AusKidTalk: Developing Transcription Guidelines for Continuous Australian English Child Speech

Proceedings of the Fifteenth Language Resources and Evaluation Conference (LREC 2026)

Abstract

Guidelines are required for accurate and consistent transcription of speech corpora, especially when they contain more challenging, e.g. spontaneous or under-resourced speech. This paper presents a workflow and guidelines for transcribing spontaneous and under-resourced child speech in AusKidTalk, the first Australian English child corpus. Speech samples were elicited using a story-telling task and are 3.5 minutes long per child on average. Orthographic transcriptions were generated using automatic speech recognition (ASR) tools and corrected manually.

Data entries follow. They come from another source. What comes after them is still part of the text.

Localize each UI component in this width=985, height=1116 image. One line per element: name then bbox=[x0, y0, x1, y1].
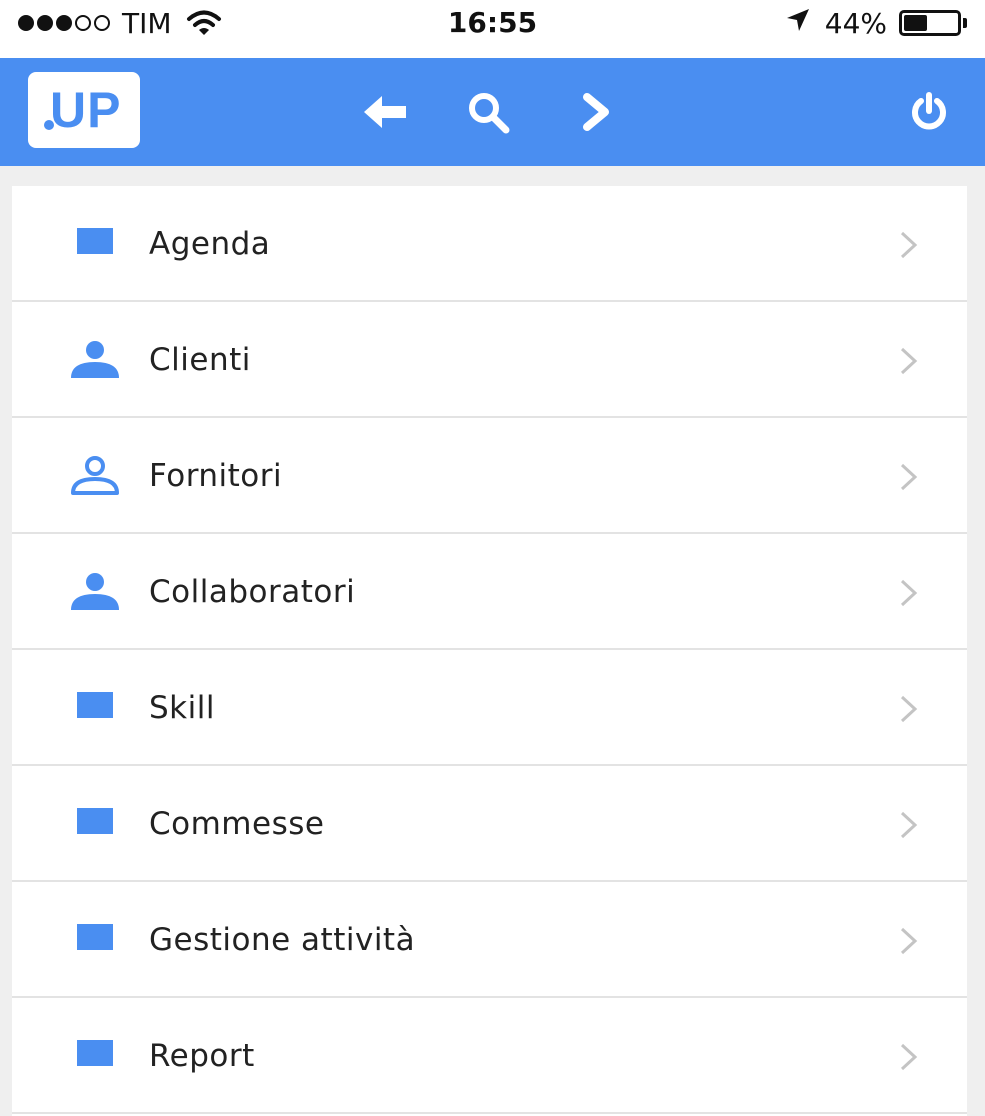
square-icon bbox=[68, 224, 122, 264]
app-bar: UP bbox=[0, 58, 985, 166]
arrow-left-icon bbox=[364, 96, 406, 128]
chevron-right-icon bbox=[900, 463, 918, 491]
forward-button[interactable] bbox=[570, 86, 622, 138]
chevron-right-icon bbox=[900, 695, 918, 723]
square-icon bbox=[68, 688, 122, 728]
menu-item-report[interactable]: Report bbox=[12, 998, 967, 1114]
square-icon bbox=[68, 804, 122, 844]
battery-fill bbox=[904, 15, 927, 31]
battery-body bbox=[899, 10, 961, 36]
menu-item-label: Gestione attività bbox=[149, 922, 416, 958]
menu-item-label: Collaboratori bbox=[149, 574, 356, 610]
chevron-right-icon bbox=[900, 231, 918, 259]
power-icon bbox=[912, 92, 946, 130]
search-icon bbox=[469, 93, 510, 134]
menu-item-agenda[interactable]: Agenda bbox=[12, 186, 967, 302]
person-icon bbox=[68, 572, 122, 612]
chevron-right-icon bbox=[900, 579, 918, 607]
back-button[interactable] bbox=[359, 86, 411, 138]
menu-item-clienti[interactable]: Clienti bbox=[12, 302, 967, 418]
status-bar: TIM 16:55 44% bbox=[0, 0, 985, 58]
battery-tip bbox=[963, 18, 967, 28]
square-icon bbox=[68, 920, 122, 960]
menu-item-commesse[interactable]: Commesse bbox=[12, 766, 967, 882]
search-button[interactable] bbox=[462, 86, 514, 138]
menu-item-skill[interactable]: Skill bbox=[12, 650, 967, 766]
location-arrow-icon bbox=[785, 7, 811, 40]
square-icon bbox=[68, 1036, 122, 1076]
power-button[interactable] bbox=[903, 86, 955, 138]
menu-item-label: Skill bbox=[149, 690, 215, 726]
menu-item-label: Agenda bbox=[149, 226, 271, 262]
battery-icon bbox=[899, 10, 967, 36]
menu-item-label: Commesse bbox=[149, 806, 325, 842]
person-outline-icon bbox=[68, 456, 122, 496]
main-menu-list: Agenda Clienti Fornitori Collaboratori S… bbox=[12, 186, 967, 1116]
menu-item-collaboratori[interactable]: Collaboratori bbox=[12, 534, 967, 650]
person-icon bbox=[68, 340, 122, 380]
battery-percent: 44% bbox=[824, 6, 887, 40]
chevron-right-icon bbox=[900, 927, 918, 955]
menu-item-label: Clienti bbox=[149, 342, 251, 378]
menu-item-fornitori[interactable]: Fornitori bbox=[12, 418, 967, 534]
app-logo[interactable]: UP bbox=[28, 72, 140, 148]
menu-item-gestione-attivita[interactable]: Gestione attività bbox=[12, 882, 967, 998]
menu-item-label: Fornitori bbox=[149, 458, 283, 494]
logo-text: UP bbox=[50, 82, 122, 138]
chevron-right-icon bbox=[900, 347, 918, 375]
chevron-right-icon bbox=[900, 811, 918, 839]
menu-item-label: Report bbox=[149, 1038, 255, 1074]
status-right: 44% bbox=[785, 6, 967, 40]
chevron-right-icon bbox=[900, 1043, 918, 1071]
chevron-right-icon bbox=[583, 93, 609, 131]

A novel hand-correction protocol consisting of guidelines, hand-correction interface, and ground truth transcriptions together with consistency metrics were developed. Nine annotators submitted hand-corrections for 261 children’s story-telling task, and 25 ground truth tasks. Manual correction was 11-fold of speech time with a 3.5-minute-long story-telling task corrected in approximately 40 minutes. Efficiency is attributed to the quality of automatic transcription with 23% word error rate. Manual correction was accurate with annotators achieving consistent results on 15/25 ground truth submissions. Most inconsistent ground truth submissions were caused by a single, challenging ground truth task. These results show that our workflow yields efficient and accurate transcriptions, although transcriptions of potentially more challenging narrative tasks (e.g., elicited from younger children) might require further corrections.